ANGOLA. O Sindicato de Professores (Sinprof) da província do Bengo divulgou hoje que a greve iniciada na segunda-feira regista uma adesão de cerca de 90%, falando igualmente em “intimidações e coacções” a alguns dos docentes grevistas.

“Devemos denunciar que as autoridades civis e religiosas estão a forçar os professores a entrarem para as salas de aula, em convénio com os inspectores municipais da Educação. Numa das comunas, o nosso representante foi intimado pela polícia pelo facto de estar a colar os panfletos da greve”, disse Mbaxi Paulino, porta-voz Sinprof do Bengo.

O sindicalista afirmou que apenas a sede de um dos seis municípios da província “furou a greve” e que na quinta-feira as partes voltaram à mesa negocial, contudo a paralisação das aulas prevalece.

“Está tudo paralisado. Na verdade ontem (quinta-feira) houve uma conciliação, vem uma equipa do Ministério da Educação e também do secretariado nacional do Sinprof para mediar junto da entidade patronal local”, observou.
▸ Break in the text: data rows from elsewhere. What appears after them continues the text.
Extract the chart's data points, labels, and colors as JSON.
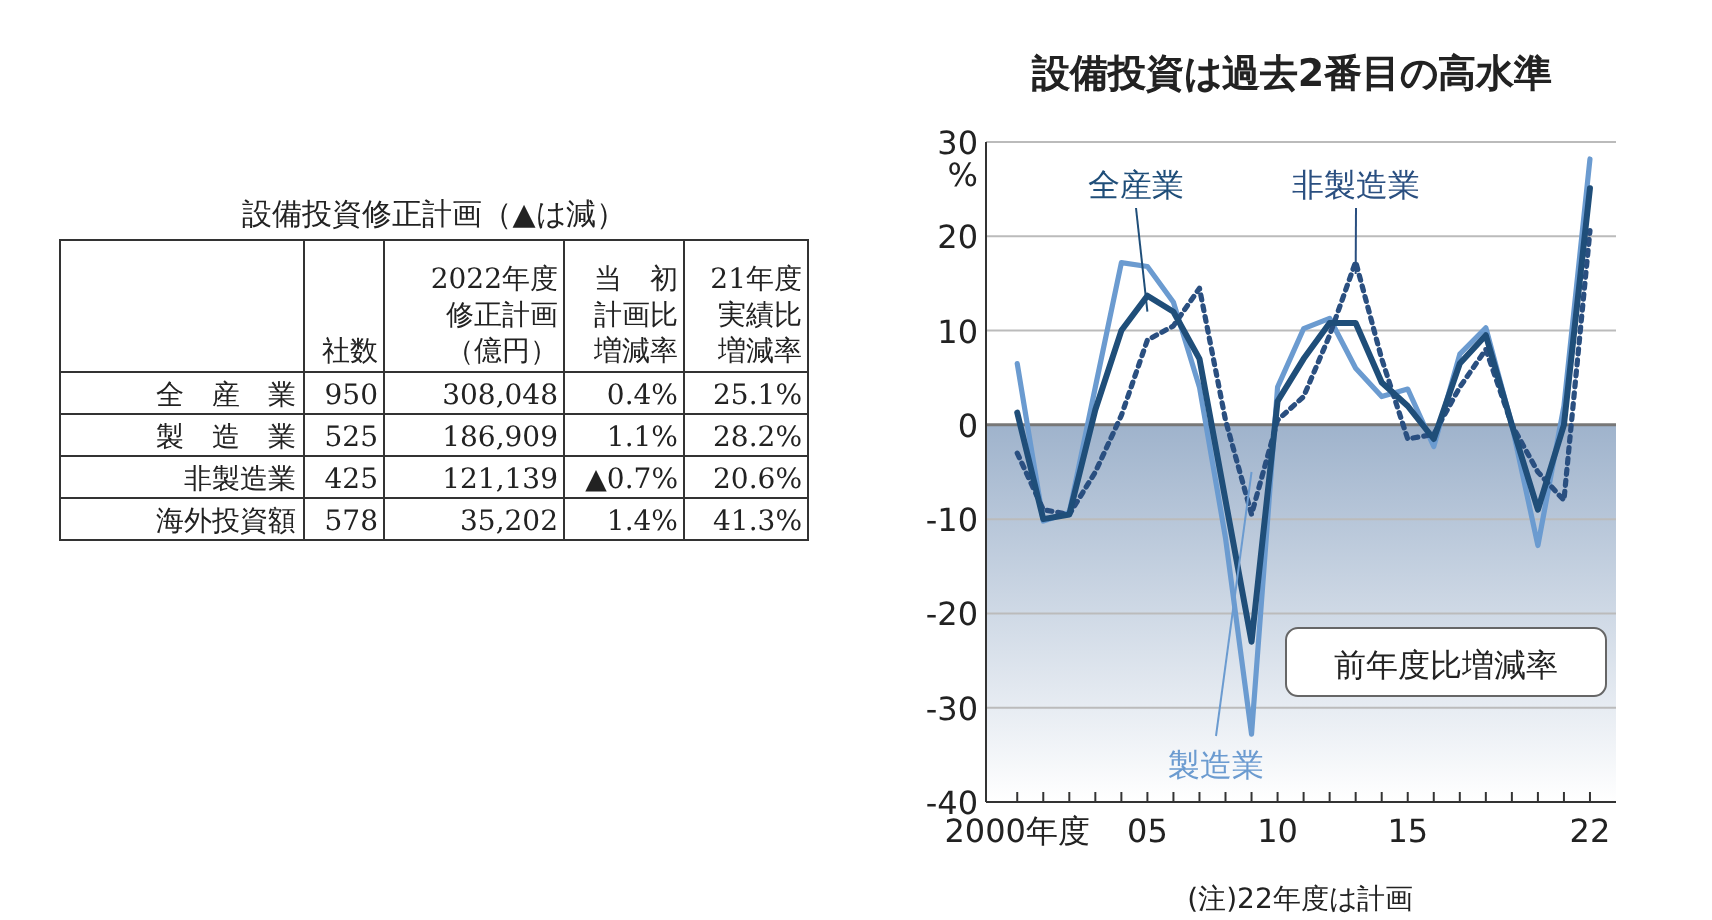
{
  "chart_data": [
    {
      "type": "other",
      "title": "設備投資修正計画（▲は減）",
      "categories": [
        null,
        "社数",
        "2022年度修正計画（億円）",
        "当　初計画比増減率",
        "21年度実績比増減率"
      ],
      "y_categories": [
        "全　産　業",
        "製　造　業",
        "非製造業",
        "海外投資額"
      ],
      "cell_labels": [
        [
          "950",
          "308,048",
          "0.4%",
          "25.1%"
        ],
        [
          "525",
          "186,909",
          "1.1%",
          "28.2%"
        ],
        [
          "425",
          "121,139",
          "▲0.7%",
          "20.6%"
        ],
        [
          "578",
          "35,202",
          "1.4%",
          "41.3%"
        ]
      ]
    },
    {
      "type": "line",
      "title": "設備投資は過去2番目の高水準",
      "ylabel": "%",
      "x": [
        2000,
        2001,
        2002,
        2003,
        2004,
        2005,
        2006,
        2007,
        2008,
        2009,
        2010,
        2011,
        2012,
        2013,
        2014,
        2015,
        2016,
        2017,
        2018,
        2019,
        2020,
        2021,
        2022
      ],
      "xlim": [
        1998.8,
        2023
      ],
      "xticks": [
        {
          "value": 2000,
          "label": "2000年度"
        },
        {
          "value": 2001,
          "label": null
        },
        {
          "value": 2002,
          "label": null
        },
        {
          "value": 2003,
          "label": null
        },
        {
          "value": 2004,
          "label": null
        },
        {
          "value": 2005,
          "label": "05"
        },
        {
          "value": 2006,
          "label": null
        },
        {
          "value": 2007,
          "label": null
        },
        {
          "value": 2008,
          "label": null
        },
        {
          "value": 2009,
          "label": null
        },
        {
          "value": 2010,
          "label": "10"
        },
        {
          "value": 2011,
          "label": null
        },
        {
          "value": 2012,
          "label": null
        },
        {
          "value": 2013,
          "label": null
        },
        {
          "value": 2014,
          "label": null
        },
        {
          "value": 2015,
          "label": "15"
        },
        {
          "value": 2016,
          "label": null
        },
        {
          "value": 2017,
          "label": null
        },
        {
          "value": 2018,
          "label": null
        },
        {
          "value": 2019,
          "label": null
        },
        {
          "value": 2020,
          "label": null
        },
        {
          "value": 2021,
          "label": null
        },
        {
          "value": 2022,
          "label": "22"
        }
      ],
      "ylim": [
        -40,
        30
      ],
      "yticks": [
        -40,
        -30,
        -20,
        -10,
        0,
        10,
        20,
        30
      ],
      "grid": "y",
      "legend": false,
      "marker": "none",
      "bands": [
        {
          "axis": "y",
          "from": -40,
          "to": 0,
          "color": "#9fb3cc"
        }
      ],
      "series": [
        {
          "name": "製造業",
          "color": "#6b9bd0",
          "line_style": "solid",
          "values": [
            6.5,
            -10.2,
            -9.3,
            4,
            17.2,
            16.8,
            13,
            4,
            -12,
            -32.8,
            4,
            10.2,
            11.3,
            6,
            3,
            3.8,
            -2.3,
            7.5,
            10.3,
            0,
            -12.8,
            2,
            28.2
          ]
        },
        {
          "name": "非製造業",
          "color": "#2a4f80",
          "line_style": "dotted",
          "values": [
            -3,
            -9,
            -9.5,
            -5,
            1,
            9,
            10.5,
            14.5,
            0.5,
            -9.5,
            0.5,
            3,
            9.5,
            17.3,
            7,
            -1.5,
            -1,
            4,
            8,
            0,
            -5,
            -8,
            20.6
          ]
        },
        {
          "name": "全産業",
          "color": "#1f4e79",
          "line_style": "solid",
          "values": [
            1.3,
            -10,
            -9.5,
            1.6,
            10,
            13.7,
            12,
            7,
            -8,
            -23,
            2.5,
            7,
            10.8,
            10.8,
            4.5,
            2,
            -1.5,
            6.5,
            9.5,
            0,
            -9,
            0,
            25.1
          ]
        }
      ],
      "annotations": [
        "前年度比増減率",
        "(注)22年度は計画"
      ]
    }
  ]
}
O pagamento de dívidas de 2016, o pagamento da quota sindical e a readmissão de doze coordenadores de disciplina exonerados por terem aderido às duas fases da greve nacional de professores, que decorreram em Abril, são os três pontos que dividem o Sinprof e a direcção provincial de Educação do Bengo.
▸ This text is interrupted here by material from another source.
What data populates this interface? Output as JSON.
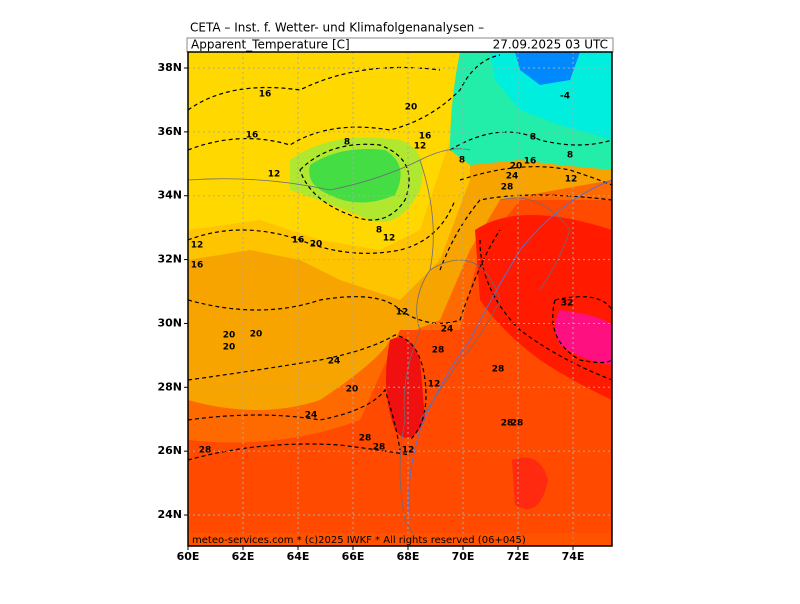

Ainda segundo o sindicalista, as “contrariedades persistem” porque a direcção provincial de Educação diz que apenas restaram dois pontos a serem solucionados, quando está em curso apenas o pagamento da dívida, mas com algumas “lacunas” que as autoridades admitem solucionar encaminhando-as ao Ministério das Finanças.
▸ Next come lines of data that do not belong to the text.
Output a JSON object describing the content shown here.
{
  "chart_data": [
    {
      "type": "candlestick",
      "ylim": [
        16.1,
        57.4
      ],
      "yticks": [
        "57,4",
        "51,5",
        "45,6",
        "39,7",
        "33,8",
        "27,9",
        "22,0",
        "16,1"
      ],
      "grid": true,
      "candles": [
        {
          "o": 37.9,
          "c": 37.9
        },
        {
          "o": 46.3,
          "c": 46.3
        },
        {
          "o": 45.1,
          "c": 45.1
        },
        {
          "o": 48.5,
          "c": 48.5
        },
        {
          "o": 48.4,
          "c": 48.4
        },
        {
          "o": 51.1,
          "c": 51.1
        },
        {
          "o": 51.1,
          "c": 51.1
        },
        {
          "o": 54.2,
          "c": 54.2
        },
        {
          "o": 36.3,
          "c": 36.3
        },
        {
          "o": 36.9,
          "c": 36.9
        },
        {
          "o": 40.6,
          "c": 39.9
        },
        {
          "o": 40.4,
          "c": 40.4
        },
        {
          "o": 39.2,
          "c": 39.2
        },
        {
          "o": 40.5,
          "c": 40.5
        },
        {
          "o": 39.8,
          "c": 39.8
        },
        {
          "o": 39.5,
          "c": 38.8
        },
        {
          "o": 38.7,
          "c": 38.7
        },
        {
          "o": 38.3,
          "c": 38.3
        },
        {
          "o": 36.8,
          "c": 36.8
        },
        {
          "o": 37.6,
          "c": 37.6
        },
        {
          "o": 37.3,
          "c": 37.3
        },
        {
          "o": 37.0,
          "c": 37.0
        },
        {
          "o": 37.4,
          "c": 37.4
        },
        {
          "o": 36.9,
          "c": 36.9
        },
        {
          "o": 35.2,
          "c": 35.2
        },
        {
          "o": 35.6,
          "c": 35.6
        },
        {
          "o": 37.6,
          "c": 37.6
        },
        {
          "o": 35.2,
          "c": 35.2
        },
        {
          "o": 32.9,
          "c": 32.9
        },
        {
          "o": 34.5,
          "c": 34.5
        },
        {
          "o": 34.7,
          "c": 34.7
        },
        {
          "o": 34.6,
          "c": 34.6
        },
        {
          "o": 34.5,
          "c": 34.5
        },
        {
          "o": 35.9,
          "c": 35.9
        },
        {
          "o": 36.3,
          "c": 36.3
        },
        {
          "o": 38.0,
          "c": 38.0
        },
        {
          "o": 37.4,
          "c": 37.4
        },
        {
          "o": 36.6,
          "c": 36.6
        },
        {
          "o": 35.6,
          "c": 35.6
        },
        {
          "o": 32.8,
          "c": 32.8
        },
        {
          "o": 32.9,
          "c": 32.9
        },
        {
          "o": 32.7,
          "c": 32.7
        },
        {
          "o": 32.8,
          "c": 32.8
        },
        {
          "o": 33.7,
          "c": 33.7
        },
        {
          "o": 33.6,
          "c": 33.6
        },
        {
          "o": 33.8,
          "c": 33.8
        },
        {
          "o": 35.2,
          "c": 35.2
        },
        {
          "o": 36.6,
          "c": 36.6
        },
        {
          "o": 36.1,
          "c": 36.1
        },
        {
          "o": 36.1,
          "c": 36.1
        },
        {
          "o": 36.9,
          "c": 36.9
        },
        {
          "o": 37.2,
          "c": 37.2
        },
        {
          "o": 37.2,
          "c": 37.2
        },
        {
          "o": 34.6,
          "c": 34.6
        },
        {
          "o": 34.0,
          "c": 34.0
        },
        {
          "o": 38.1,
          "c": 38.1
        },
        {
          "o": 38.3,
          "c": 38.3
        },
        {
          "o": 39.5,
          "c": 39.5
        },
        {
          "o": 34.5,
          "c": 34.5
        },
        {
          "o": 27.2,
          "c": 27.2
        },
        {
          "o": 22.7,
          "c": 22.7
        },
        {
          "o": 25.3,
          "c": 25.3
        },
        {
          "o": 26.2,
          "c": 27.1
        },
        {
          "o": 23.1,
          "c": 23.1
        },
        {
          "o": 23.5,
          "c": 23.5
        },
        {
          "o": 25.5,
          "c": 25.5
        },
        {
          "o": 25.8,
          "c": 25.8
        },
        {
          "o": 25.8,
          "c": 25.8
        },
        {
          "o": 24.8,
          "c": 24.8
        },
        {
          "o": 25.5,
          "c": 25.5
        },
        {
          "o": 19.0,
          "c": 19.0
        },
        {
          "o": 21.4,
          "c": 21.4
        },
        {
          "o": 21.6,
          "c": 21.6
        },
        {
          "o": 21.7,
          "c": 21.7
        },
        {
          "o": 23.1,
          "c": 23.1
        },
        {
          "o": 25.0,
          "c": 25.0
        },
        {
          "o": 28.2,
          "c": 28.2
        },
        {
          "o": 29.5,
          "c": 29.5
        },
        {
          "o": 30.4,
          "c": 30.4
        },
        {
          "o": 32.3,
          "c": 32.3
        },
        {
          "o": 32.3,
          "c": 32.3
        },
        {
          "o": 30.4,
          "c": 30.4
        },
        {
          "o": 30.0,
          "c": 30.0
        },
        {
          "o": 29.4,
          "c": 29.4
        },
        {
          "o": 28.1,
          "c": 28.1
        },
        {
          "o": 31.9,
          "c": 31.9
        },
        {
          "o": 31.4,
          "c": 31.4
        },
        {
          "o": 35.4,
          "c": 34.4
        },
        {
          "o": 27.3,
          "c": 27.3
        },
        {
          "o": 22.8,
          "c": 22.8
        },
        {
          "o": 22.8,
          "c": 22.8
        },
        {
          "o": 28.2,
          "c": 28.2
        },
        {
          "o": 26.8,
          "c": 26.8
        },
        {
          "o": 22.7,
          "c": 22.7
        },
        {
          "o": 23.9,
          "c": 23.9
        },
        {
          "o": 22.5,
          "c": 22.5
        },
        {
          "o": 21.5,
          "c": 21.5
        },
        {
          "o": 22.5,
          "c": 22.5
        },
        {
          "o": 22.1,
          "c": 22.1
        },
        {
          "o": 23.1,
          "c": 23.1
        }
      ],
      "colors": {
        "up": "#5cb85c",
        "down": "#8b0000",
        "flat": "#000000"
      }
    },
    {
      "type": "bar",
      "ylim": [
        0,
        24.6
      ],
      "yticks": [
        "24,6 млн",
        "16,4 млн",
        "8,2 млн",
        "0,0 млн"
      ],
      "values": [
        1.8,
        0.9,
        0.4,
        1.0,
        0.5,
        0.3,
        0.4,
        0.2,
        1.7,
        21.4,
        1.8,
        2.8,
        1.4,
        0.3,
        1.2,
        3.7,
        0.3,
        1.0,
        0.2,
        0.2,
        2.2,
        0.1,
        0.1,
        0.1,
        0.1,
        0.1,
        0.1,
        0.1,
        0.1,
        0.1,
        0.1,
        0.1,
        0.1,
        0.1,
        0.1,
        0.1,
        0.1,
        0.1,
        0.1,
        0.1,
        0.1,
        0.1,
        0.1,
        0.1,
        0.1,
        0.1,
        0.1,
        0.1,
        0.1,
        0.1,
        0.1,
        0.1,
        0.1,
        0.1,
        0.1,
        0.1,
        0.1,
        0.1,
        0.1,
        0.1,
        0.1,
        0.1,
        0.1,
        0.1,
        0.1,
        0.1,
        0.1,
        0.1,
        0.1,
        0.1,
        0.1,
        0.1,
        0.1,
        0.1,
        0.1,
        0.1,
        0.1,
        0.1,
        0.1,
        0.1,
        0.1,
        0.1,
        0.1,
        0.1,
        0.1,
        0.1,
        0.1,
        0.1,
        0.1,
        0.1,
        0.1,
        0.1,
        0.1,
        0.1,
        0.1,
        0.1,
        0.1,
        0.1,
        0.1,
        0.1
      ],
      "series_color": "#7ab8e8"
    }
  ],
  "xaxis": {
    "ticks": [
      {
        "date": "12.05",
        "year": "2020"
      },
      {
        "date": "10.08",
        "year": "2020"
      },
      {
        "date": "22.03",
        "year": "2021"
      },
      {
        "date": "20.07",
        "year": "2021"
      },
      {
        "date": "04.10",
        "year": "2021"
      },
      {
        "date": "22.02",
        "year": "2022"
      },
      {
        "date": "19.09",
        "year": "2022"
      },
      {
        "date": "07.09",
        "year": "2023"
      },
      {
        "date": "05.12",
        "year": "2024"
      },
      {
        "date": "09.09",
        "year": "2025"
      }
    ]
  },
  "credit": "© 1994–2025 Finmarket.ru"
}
A dívida em atraso desde 2016 afectava 2.569 professores da província, mas nos últimos dias “já foram pagos 650 docentes”, disse o director provincial de Educação do Bengo, António Quino, que garantiu nova ronda negocial na segunda-feira, tendo por outro lado lamentado a paralisação das aulas.

“Na verdade, continuamos as negociações com o sindicato, continuamos a pensar que não há razões para adesão da greve. O que está a acontecer é que fundamentalmente nas escolas da capital da província o nível de adesão a greve é maior, mas a nível dos outros cinco municípios da província não temos esse nível de adesão”, disse.

António Quino rebate os números do sindicato e fala num nível de adesão à greve na ordem dos 40%, acrescentando que a actual situação é prejudicial sobretudo para os alunos.

“Devemos voltar a conversar na segunda-feira, para ver se há cedências para o regresso às aulas”, concluiu.

O ano lectivo de 2017 em Angola arrancou oficialmente a 1 de Fevereiro, com quase 10 milhões de alunos nos vários níveis de ensino, decorrendo as aulas até 15 de Dezembro.